Blind Butcher – „Alawalawa“ (Rezension)

Cover des Albums Blind Butcher – „Alawalawa“ (Voodoo Rhythm Records)

Veröffentlichung: 24. März 2017
Web: blindbutcher.ch
Label: Voodoo Rhythm Records

6,8

Die Schweizer Band Blind Butcher muss man sich wohl am besten als ziemlich betrunkene Person auf einer Party vorstellen: Verdammt aufgedreht, aber sehr nett, brabbelt sie zusammenhangslos und teilweise unverständlich in einer Mischung aus Schwiizertüütsch, Englisch und Kauderwelsch vor sich hin.

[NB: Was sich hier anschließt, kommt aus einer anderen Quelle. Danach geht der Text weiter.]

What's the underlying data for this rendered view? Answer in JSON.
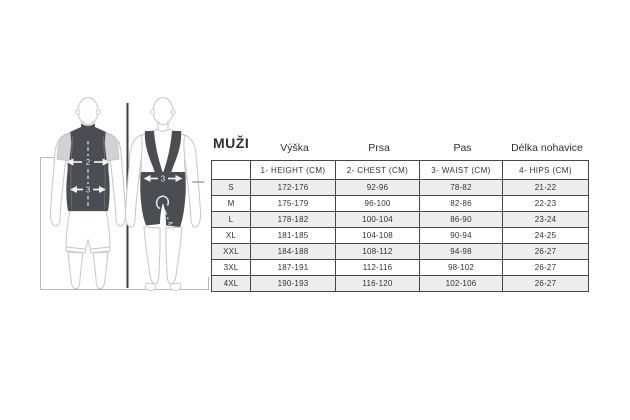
{
  "title": "MUŽI",
  "table": {
    "columns": [
      {
        "label": "Výška",
        "sub": "1- HEIGHT (CM)"
      },
      {
        "label": "Prsa",
        "sub": "2- CHEST (CM)"
      },
      {
        "label": "Pas",
        "sub": "3- WAIST (CM)"
      },
      {
        "label": "Délka nohavice",
        "sub": "4- HIPS (CM)"
      }
    ],
    "rows": [
      {
        "size": "S",
        "values": [
          "172-176",
          "92-96",
          "78-82",
          "21-22"
        ]
      },
      {
        "size": "M",
        "values": [
          "175-179",
          "96-100",
          "82-86",
          "22-23"
        ]
      },
      {
        "size": "L",
        "values": [
          "178-182",
          "100-104",
          "86-90",
          "23-24"
        ]
      },
      {
        "size": "XL",
        "values": [
          "181-185",
          "104-108",
          "90-94",
          "24-25"
        ]
      },
      {
        "size": "XXL",
        "values": [
          "184-188",
          "108-112",
          "94-98",
          "26-27"
        ]
      },
      {
        "size": "3XL",
        "values": [
          "187-191",
          "112-116",
          "98-102",
          "26-27"
        ]
      },
      {
        "size": "4XL",
        "values": [
          "190-193",
          "116-120",
          "102-106",
          "26-27"
        ]
      }
    ]
  },
  "figures": {
    "markers": {
      "height": "1",
      "chest": "2",
      "waist_front": "3",
      "waist_back": "3",
      "inseam": "4"
    }
  },
  "colors": {
    "garment_dark": "#4a4d51",
    "body_outline": "#c6c6c6",
    "sleeve_fill": "#d2d2d2",
    "marker_white": "#efefef",
    "row_alt_bg": "#ededed",
    "table_border": "#474747",
    "height_line": "#3f3f3f",
    "bracket": "#b8b8b8",
    "text": "#2f2f2f"
  }
}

Ihr Oberkörper ist voll von verschmiertem Lippenstift, sie trägt einen etwas zu engen Glitzerbody und eine Lamettaperücke. Immer wieder schunkelt sie in die Mitte der Menge und gibt spontan ein bizarres Programm zum besten.

„Alawalawa“, das jüngst erschienene zweite Album von Blind Butcher, wirkt wie ein Souvenir von dieser Party. Als Abbild des Erlebnisses zeigt es die Vielseitigkeit der Trashdisco, die das Duo kreiert, und fängt die extreme Energie ihrer Live-Performance passend ein. Zwischen dem Countrysong „Evil Child“ mit Westerngitarre und der vornehmlich instrumentalen, mit 4/4-Bass unterlegten Effektfläche beim titelgebenden „Alawalawa“, ergibt sich hier ein weites Spektrum, welches seinen gemeinsamen Nenner in klassischen Rock’n’Roll-Schemata findet und inmitten dieser Vielfalt immer wieder unerwartet melodiöse Momente produziert. Einzelne Songs erinnern stellenweise an andere Powerduos wie Death From Above 1979, aber auch an den straighten blueslastigen Punkrock von Gruppierungen wie The Von Bondies. Ebenso sind Blind Butcher in der musikalischen Gesellschaft von Klaus Johann Grobe oder Fai Baba, in welcher sie sich als Band aus Luzern bewegen, gut aufgehoben.

Wie es betrunkene AlleinunterhalterInnen auf Partys jedoch so an sich haben, ist es zu Teilen ein bisschen zu viel des Guten. So erscheint neben den teils sehr drastischen und plötzlichen Stilwechseln der eingesetzte Vocoder-Effekt wohl vor allem im Rausch des Fetengefechts als großartige Idee. Dieser macht leider nur beim Benutzen Spaß, beim Hören in den meisten Fällen eher weniger. Überhaupt ist da an vielen Stellen – insbesondere bei den äußerst kuriosen Nummern „Küsse mich, sonst küss ich dich“ oder „Hexentanzen“ – zu viel Effekt, was die Platte in diesen Momenten sehr wuselig und etwas grobmotorisch erscheinen lässt. Eben genauso so, wie es ist, wenn man sehr betrunken sehr viel Spaß hat. Schlägt man in diesem Zustand über die Stränge, merkt man das ja leider meistens erst am Morgen danach. Am Ende bleibt von „Alawalawa“ aber trotzdem etwas zurück, das sich wie die Erinnerung an eine fulminante Liveband auf einer wilden Party anfühlt und es ist ganz sicher: Wäre man selbst dabei gewesen, man hätte die Platte mit Sicherheit haben wollen.